Well, having finished the book (Second Wind: click here for Amazon link) and having touched down on every continent of the world, I’ve been pondering my next goals. What/where will I run? What will I write? I’ve decided to keep up my blog for starters and to set the next goal of running a marathon in every U.S. State by the time I turn 50 (that’s seven years from now, just FYI). 50 in 50 by 50!

You might think it’s old news to me to run a marathon at this point, but that’s simply not the case. Every race means a regiment of training. Every race is a huge time commitment (because of my well-documented sluggish pace). And every race is an adventure in self-knowledge and world exploration – even when the course is just down the freeway from my house.

Right now, Bill and I are getting ready for a trip to head up to Alaska for the Anchorage’s Humpy’s Classic Marathon. Get this: We had so many frequent flyer miles left after last year that we’re both flying to Alaska for a total of $10! And as usual, we’re making use of local hostels for our lodgings. I’ve never been to Alaska, so I’m very excited (and open to suggestions of what we should do while in Anchorage).

My training for this race has been harder than usual. I’ve had some heel pain. Bill says I’ve got something called Plantar Fascitis, common among runners apparently. I’ve been lucky as a runner so far, suffering nothing but one nasty cramp in my left hamstring in all the years I’ve been running. But this Fascitis thing is disheartening. I ignored it during my 19-mile last week and really activated it. This week I’ve rested and iced my foot, and yesterday my little 4.5 mile run felt good. Very little pain! It was only after going salsa dancing last night that I had a twinge in the upper part of my heel. So, I’m back to icing and resting today.

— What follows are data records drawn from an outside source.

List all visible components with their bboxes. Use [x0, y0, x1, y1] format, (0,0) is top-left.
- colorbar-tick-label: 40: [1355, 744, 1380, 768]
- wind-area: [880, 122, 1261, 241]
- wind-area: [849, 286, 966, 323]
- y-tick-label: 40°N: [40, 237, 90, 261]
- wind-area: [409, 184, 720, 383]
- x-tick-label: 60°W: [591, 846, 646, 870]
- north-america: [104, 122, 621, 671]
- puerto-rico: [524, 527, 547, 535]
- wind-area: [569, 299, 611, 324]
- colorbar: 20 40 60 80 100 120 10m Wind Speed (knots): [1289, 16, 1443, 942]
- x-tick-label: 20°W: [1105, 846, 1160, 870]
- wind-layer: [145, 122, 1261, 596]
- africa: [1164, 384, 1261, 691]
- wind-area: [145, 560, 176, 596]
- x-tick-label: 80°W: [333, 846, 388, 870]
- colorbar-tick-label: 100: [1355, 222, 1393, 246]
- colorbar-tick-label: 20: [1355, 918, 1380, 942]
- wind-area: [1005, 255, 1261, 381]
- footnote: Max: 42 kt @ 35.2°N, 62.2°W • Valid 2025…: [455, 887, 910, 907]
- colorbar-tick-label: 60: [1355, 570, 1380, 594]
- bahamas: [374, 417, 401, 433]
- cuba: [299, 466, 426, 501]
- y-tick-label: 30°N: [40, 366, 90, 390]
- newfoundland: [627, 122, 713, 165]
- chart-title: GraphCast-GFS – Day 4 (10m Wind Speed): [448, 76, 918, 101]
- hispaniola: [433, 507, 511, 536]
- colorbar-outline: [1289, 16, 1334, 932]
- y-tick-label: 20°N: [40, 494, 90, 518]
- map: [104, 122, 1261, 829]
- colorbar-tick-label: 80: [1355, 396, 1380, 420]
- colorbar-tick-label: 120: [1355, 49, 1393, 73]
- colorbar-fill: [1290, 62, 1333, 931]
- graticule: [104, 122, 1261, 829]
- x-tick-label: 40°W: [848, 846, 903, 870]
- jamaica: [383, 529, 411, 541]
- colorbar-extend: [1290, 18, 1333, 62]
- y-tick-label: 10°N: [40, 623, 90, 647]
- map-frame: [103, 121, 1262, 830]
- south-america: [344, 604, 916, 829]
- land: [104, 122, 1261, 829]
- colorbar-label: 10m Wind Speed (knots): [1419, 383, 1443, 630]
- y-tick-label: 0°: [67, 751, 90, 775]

This all goes to show that one of my key running principles (which I violated last week) holds true: LISTEN TO YOUR BODY. You’ve got to strike a balance between pushing yourself and listening to the clues your body gives that you need to rest, stretch, eat, sleep, switch to swimming for a couple of weeks or, sometimes, grind it out. Nothing substitutes for knowing your own limits and the meaning of different kind of pain. If I get the go-ahead from my foot, I’ll be back on the trails tomorrow. If not, look for me on my bicycle. I’m not very good on two wheels, so I’ll be the one wobbling along wearing running shoes.